2073. Time Needed to Buy Tickets

中文文档

Description

There are n people in a line queuing to buy tickets, where the 0th person is at the front of the line and the (n - 1)th person is at the back of the line.

You are given a 0-indexed integer array tickets of length n where the number of tickets that the ith person would like to buy is tickets[i].

Each person takes exactly 1 second to buy a ticket. A person can only buy 1 ticket at a time and has to go back to the end of the line (which happens instantaneously) in order to buy more tickets. If a person does not have any tickets left to buy, the person will leave the line.

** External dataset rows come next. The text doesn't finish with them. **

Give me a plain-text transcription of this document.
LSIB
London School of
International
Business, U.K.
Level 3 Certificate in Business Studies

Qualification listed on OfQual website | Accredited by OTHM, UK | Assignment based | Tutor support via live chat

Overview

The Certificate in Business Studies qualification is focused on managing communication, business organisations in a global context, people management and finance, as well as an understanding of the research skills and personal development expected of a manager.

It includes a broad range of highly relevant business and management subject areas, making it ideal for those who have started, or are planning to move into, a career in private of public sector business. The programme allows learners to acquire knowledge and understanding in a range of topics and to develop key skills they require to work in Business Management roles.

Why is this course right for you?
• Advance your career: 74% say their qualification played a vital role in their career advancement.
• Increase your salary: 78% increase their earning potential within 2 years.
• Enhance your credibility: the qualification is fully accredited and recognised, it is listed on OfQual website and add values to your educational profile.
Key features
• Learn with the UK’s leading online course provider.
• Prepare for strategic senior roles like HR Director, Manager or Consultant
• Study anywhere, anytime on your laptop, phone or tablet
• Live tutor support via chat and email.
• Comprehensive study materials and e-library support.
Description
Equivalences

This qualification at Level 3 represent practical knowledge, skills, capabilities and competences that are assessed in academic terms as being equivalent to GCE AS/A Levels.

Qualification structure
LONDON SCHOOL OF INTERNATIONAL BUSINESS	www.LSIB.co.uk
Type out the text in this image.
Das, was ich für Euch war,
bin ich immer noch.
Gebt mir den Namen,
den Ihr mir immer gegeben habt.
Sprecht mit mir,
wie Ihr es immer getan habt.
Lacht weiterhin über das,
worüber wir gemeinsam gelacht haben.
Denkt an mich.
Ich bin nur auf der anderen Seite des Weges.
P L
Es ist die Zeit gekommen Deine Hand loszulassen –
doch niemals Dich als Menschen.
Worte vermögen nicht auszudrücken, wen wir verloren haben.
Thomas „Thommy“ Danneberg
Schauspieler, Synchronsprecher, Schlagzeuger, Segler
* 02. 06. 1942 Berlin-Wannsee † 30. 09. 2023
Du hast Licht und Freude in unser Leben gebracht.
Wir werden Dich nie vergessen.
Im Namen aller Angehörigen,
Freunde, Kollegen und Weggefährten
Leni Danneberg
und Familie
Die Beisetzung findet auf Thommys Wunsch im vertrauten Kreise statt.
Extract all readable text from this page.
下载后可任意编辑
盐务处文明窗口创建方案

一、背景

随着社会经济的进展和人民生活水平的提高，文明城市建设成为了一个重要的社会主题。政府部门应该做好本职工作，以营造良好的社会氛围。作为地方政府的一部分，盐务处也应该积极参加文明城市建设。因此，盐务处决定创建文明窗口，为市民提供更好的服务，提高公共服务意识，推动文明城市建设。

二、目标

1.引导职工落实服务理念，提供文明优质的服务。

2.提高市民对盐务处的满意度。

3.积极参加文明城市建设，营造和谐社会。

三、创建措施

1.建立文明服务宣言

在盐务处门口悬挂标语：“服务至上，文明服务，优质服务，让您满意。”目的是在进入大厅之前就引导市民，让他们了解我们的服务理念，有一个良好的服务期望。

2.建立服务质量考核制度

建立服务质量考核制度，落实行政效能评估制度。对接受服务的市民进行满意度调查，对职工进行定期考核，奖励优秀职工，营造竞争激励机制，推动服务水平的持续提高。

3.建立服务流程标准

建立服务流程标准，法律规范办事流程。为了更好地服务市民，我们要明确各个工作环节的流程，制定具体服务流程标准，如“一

Return _the time taken for the person at position _k_ __(0-indexed)_ _to finish buying tickets_.

 

Example 1:

Input: tickets = [2,3,2], k = 2
Output: 6
Explanation: 
- In the first pass, everyone in the line buys a ticket and the line becomes [1, 2, 1].
- In the second pass, everyone in the line buys a ticket and the line becomes [0, 1, 0].
The person at position 2 has successfully bought 2 tickets and it took 3 + 3 = 6 seconds.

Example 2:

Input: tickets = [5,1,1,1], k = 0
Output: 8
Explanation:
- In the first pass, everyone in the line buys a ticket and the line becomes [4, 0, 0, 0].
- In the next 4 passes, only the person in position 0 is buying tickets.
The person at position 0 has successfully bought 5 tickets and it took 4 + 1 + 1 + 1 + 1 = 8 seconds.

 

Constraints:

• n == tickets.length
• 1 <= n <= 100
• 1 <= tickets[i] <= 100
• 0 <= k < n

Solutions

Solution 1

class Solution:
  def timeRequiredToBuy(self, tickets: List[int], k: int) -> int:
    ans = 0
    for i, t in enumerate(tickets):
      if i <= k:
        ans += min(tickets[k], t)
      else:
        ans += min(tickets[k] - 1, t)
    return ans

class Solution {
  public int timeRequiredToBuy(int[] tickets, int k) {
    int ans = 0;
    for (int i = 0; i < tickets.length; i++) {
      if (i <= k) {
        ans += Math.min(tickets[k], tickets[i]);
      } else {
        ans += Math.min(tickets[k] - 1, tickets[i]);
      }
    }
    return ans;
  }
}

class Solution {
public:
  int timeRequiredToBuy(vector<int>& tickets, int k) {
    int ans = 0;
    for (int i = 0; i < tickets.size(); ++i) {
      if (i <= k) {
        ans += min(tickets[k], tickets[i]);
      } else {
        ans += min(tickets[k] - 1, tickets[i]);
      }
    }
    return ans;
  }
};

func timeRequiredToBuy(tickets []int, k int) int {
  ans := 0
  for i, t := range tickets {
    if i <= k {
      ans += min(tickets[k], t)
    } else {
      ans += min(tickets[k]-1, t)
    }
  }
  return ans
}

function timeRequiredToBuy(tickets: number[], k: number): number {
  const n = tickets.length;
  let target = tickets[k] - 1;
  let ans = 0;
  // round1
  for (let i = 0; i < n; i++) {
    let num = tickets[i];
    if (num <= target) {
      ans += num;
      tickets[i] = 0;
    } else {
      ans += target;
      tickets[i] -= target;
    }
  }

  // round2
  for (let i = 0; i <= k; i++) {
    let num = tickets[i];
    ans += num > 0 ? 1 : 0;
  }
  return ans;
}